En janvier, un travail mené par le Défenseur des droits auprès d’un échantillon représentatif de plus de 5 000 personnes (une première à l’échelle nationale) pointait cette fois que « 80% des personnes correspondant au profil de “jeune homme perçu comme noir ou arabe” déclarent avoir été contrôlées dans les cinq dernières années (contre 16% pour le reste des enquêtés) ». Ces profils ont donc vingt fois plus de risques d’être contrôlés. Les violences policières concernent aussi particulièrement les jeunes hommes d’origine immigrés [3].
Pourquoi ces discriminations se perpétuent-elles aussi fortement alors que le droit est censé pénaliser toute discrimination à raison de la race, la religion, l’ethnie ou la nation ? (...)
Patrick Simon, socio-démographe à l’Institut national d’études démographiques (Ined) : « En France, on ne considère pas que les discriminations proviennent d’un système. On accuse des acteurs malfaisants d’en être responsables, et qu’il faut rééduquer. » Face à cette redoutable permanence de l’ordre des choses, une nouvelle génération de luttes antiracistes est apparue en France. Cette génération adopte de nouveaux modes d’action et un nouveau vocabulaire – dissociant la « gauche blanche », « non concernée » par le racisme et les « racisés » – qui suscitent bien des débats.

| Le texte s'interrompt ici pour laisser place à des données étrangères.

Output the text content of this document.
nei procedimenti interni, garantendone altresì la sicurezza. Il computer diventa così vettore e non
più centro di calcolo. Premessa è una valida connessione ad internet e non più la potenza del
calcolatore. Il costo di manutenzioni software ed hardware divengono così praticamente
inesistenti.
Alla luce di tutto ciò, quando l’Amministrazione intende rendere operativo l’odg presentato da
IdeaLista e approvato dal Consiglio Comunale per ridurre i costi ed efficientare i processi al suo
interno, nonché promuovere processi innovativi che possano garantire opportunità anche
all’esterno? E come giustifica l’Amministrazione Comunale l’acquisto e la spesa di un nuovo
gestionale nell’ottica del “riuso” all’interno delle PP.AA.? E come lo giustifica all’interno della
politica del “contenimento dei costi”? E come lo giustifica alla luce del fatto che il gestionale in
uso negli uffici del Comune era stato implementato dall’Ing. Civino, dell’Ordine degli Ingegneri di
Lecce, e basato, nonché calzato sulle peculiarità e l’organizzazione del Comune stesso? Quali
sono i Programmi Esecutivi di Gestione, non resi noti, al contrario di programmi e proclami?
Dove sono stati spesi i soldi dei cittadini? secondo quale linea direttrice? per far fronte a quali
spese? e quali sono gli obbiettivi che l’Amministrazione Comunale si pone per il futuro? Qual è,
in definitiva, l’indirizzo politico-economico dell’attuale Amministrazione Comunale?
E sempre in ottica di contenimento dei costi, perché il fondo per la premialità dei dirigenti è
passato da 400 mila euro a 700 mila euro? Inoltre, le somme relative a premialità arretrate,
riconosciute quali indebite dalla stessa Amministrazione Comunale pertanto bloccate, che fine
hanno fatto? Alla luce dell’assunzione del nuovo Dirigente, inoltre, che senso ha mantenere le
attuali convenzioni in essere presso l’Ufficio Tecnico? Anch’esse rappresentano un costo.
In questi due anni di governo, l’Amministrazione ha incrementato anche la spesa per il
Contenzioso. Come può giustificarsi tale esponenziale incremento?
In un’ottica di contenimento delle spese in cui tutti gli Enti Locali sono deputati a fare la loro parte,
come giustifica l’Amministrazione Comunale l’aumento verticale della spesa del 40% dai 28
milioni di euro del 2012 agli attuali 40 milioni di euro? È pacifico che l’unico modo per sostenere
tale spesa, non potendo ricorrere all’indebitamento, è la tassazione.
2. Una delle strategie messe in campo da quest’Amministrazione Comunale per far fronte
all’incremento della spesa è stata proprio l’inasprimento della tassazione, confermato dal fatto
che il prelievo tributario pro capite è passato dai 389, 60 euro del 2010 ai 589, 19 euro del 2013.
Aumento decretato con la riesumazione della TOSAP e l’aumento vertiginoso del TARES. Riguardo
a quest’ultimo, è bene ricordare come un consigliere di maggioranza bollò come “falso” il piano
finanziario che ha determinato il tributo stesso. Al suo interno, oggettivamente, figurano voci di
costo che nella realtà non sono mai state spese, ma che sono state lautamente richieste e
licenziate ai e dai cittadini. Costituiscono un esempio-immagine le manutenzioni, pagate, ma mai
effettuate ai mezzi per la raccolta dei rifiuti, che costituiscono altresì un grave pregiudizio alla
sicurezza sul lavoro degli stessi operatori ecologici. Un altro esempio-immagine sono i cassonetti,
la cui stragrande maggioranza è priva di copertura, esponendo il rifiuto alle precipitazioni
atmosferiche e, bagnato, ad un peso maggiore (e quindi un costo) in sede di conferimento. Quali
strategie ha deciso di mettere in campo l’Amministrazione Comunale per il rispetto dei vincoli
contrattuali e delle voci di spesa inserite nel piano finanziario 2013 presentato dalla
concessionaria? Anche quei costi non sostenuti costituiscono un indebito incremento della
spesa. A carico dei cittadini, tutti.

De la Marche pour la dignité au Camp décolonial
Les quatre acteurs « historiques » de la lutte contre le racisme sont la Ligue des droits de l’Homme (LDH, créée en 1898 au moment de « l’affaire Dreyfus »), la Ligue contre le racisme et l’antisémitisme (Licra, créée en 1927 face à la montée de l’antisémitisme et des pogroms en Europe), le Mouvement contre le racisme et pour l’amitié entre les peuples (Mrap, créé en 1949 par d’anciens résistants et déportés), puis SOS Racisme (fondé en 1984 par des membres et proches du Parti socialiste, à la suite de la Marche pour l’égalité). « L’antiracisme est devenu la norme depuis la Seconde guerre mondiale et le génocide des juifs », relève Nonna Mayer, chercheuse au CNRS. « Cela ne veut pas dire qu’on ne discrimine pas au quotidien mais on sait que le racisme, c’est mal. Des personnes qui n’ont pas le sentiment d’être racistes l’habillent derrière des valeurs égalitaires, féministes ou laïques. Ceux qui n’aiment pas les juifs n’aiment pas non plus les musulmans, les noirs, les Roms – le groupe le plus rejeté », prévient-elle.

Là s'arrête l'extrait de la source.